Find the value of 1/10+1/100+1/1000+1/10000+...
Leave your answer as a fraction
you have a geometric series
with
a = 1/10 and r = 1/10
sum(∞ = a/(1-r)
= (1/10) / (9/10)
= (1/10)(10/9) = 1/9
To find the value of the infinite series 1/10 + 1/100 + 1/1000 + 1/10000 + ..., we can use the concept of geometric progression.
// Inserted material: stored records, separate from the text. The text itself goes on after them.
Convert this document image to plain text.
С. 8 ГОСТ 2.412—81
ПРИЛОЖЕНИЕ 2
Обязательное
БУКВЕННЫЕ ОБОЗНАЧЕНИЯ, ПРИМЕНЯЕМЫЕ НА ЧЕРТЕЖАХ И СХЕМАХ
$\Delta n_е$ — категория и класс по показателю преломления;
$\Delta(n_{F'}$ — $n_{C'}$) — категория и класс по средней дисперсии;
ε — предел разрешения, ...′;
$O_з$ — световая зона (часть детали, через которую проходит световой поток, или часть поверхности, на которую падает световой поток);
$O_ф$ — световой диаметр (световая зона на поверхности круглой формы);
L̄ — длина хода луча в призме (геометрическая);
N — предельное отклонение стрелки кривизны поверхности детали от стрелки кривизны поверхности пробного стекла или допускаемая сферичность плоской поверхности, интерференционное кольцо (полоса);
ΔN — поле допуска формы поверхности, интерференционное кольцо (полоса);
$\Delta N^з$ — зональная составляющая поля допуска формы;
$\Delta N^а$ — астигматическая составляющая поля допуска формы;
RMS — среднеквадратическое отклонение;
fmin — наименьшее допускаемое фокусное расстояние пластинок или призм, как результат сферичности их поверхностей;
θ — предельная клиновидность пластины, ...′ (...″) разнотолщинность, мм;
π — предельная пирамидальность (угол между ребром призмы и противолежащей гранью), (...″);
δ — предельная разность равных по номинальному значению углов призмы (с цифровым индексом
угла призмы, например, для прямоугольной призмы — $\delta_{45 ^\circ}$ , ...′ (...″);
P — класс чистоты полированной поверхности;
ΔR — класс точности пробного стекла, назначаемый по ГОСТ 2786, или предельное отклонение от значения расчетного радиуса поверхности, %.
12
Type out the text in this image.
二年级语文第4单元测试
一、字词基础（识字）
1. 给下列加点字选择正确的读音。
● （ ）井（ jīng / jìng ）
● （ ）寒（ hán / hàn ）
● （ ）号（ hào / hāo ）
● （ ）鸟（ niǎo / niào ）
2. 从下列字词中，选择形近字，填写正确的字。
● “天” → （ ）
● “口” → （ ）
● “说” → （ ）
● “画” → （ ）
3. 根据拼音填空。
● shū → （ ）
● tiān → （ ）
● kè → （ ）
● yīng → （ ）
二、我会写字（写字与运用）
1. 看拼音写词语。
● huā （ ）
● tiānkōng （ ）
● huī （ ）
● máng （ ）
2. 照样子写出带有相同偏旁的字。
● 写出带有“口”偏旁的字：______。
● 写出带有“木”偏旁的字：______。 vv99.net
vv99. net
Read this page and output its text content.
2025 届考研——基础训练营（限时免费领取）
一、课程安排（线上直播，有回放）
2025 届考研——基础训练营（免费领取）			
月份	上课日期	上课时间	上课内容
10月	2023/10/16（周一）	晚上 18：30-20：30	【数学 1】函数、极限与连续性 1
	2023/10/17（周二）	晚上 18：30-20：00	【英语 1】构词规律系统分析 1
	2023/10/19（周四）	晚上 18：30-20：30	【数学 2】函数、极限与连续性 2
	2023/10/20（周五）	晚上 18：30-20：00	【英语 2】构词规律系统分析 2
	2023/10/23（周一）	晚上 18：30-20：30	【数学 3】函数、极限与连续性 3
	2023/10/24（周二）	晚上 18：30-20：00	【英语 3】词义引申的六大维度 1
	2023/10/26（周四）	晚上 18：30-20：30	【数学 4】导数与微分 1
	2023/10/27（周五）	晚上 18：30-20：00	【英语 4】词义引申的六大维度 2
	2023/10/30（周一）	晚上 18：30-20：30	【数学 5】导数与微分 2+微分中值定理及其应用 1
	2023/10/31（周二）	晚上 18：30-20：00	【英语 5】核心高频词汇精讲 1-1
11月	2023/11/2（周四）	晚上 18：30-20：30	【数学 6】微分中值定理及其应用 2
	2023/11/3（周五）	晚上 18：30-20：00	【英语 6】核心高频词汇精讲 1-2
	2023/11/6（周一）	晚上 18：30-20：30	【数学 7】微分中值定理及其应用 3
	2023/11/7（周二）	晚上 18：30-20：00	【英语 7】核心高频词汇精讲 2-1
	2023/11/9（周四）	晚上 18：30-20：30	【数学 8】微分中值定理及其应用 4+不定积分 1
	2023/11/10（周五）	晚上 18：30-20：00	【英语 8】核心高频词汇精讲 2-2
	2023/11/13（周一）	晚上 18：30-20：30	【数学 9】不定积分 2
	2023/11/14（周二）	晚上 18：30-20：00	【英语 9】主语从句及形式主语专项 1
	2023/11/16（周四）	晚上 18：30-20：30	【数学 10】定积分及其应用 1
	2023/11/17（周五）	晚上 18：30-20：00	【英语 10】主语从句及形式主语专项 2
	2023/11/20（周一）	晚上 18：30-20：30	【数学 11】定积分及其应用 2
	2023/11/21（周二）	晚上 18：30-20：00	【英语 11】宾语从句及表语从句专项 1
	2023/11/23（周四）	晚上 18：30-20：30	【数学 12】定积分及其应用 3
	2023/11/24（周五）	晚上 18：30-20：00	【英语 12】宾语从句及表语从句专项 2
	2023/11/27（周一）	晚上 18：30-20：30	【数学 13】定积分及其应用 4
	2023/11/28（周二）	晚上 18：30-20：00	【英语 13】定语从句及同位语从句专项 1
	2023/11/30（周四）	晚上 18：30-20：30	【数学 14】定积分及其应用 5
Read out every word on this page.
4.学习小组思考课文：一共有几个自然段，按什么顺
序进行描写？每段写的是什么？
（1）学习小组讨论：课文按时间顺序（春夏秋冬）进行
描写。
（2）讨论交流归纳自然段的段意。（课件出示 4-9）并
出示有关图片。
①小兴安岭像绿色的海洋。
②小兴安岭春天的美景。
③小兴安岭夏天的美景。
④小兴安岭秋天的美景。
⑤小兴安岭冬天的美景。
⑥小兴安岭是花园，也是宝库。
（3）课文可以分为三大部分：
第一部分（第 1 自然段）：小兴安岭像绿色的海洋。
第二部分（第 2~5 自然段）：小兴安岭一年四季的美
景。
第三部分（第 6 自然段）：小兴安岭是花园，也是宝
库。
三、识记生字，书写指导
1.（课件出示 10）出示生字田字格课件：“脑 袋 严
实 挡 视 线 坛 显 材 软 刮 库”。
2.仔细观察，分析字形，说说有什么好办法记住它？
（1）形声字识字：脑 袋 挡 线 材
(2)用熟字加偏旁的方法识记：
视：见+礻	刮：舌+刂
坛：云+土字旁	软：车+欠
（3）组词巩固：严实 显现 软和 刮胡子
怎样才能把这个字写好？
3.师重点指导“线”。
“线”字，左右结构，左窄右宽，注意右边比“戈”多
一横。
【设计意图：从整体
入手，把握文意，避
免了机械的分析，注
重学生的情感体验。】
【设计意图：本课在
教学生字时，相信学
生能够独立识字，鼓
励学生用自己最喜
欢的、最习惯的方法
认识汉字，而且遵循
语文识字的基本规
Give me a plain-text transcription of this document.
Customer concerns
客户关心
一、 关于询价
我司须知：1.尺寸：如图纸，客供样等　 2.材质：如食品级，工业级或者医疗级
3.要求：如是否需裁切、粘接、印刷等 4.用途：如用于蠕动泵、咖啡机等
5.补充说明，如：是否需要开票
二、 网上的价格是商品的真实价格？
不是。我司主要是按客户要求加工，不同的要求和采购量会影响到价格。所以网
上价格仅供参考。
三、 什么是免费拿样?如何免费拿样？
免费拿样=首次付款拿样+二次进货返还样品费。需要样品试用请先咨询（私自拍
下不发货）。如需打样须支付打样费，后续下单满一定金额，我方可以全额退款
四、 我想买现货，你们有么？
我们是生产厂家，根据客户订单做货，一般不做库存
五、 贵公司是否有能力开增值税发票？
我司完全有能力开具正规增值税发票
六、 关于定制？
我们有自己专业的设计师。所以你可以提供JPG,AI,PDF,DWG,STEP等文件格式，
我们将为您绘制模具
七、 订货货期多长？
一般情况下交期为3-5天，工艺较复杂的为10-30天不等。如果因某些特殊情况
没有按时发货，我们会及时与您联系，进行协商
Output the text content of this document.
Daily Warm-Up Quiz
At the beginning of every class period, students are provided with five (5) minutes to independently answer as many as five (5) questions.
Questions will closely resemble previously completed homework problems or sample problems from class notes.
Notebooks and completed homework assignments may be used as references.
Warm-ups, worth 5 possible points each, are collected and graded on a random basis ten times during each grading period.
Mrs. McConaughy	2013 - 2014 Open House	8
A geometric progression is a sequence of numbers where each term after the first is found by multiplying the previous term by a constant, called the common ratio (r).
In this case, our sequence has a first term of 1/10 and a common ratio of 1/10.
The sum of an infinite geometric series can be calculated using the formula S = a / (1 - r), where S is the sum, a is the first term, and r is the common ratio.
Plugging in the values for our series, we have a = 1/10 and r = 1/10. Thus, the sum of the series is:
S = (1/10) / (1 - 1/10)
To simplify this expression, we need to find a common denominator and then perform the division:
S = (1/10) / (9/10)
To divide by a fraction, we multiply by its reciprocal:
S = (1/10) * (10/9)
Multiplying across the numerators and denominators, we get:
S = 1/9
Therefore, the value of the infinite series 1/10 + 1/100 + 1/1000 + 1/10000 + ... is 1/9.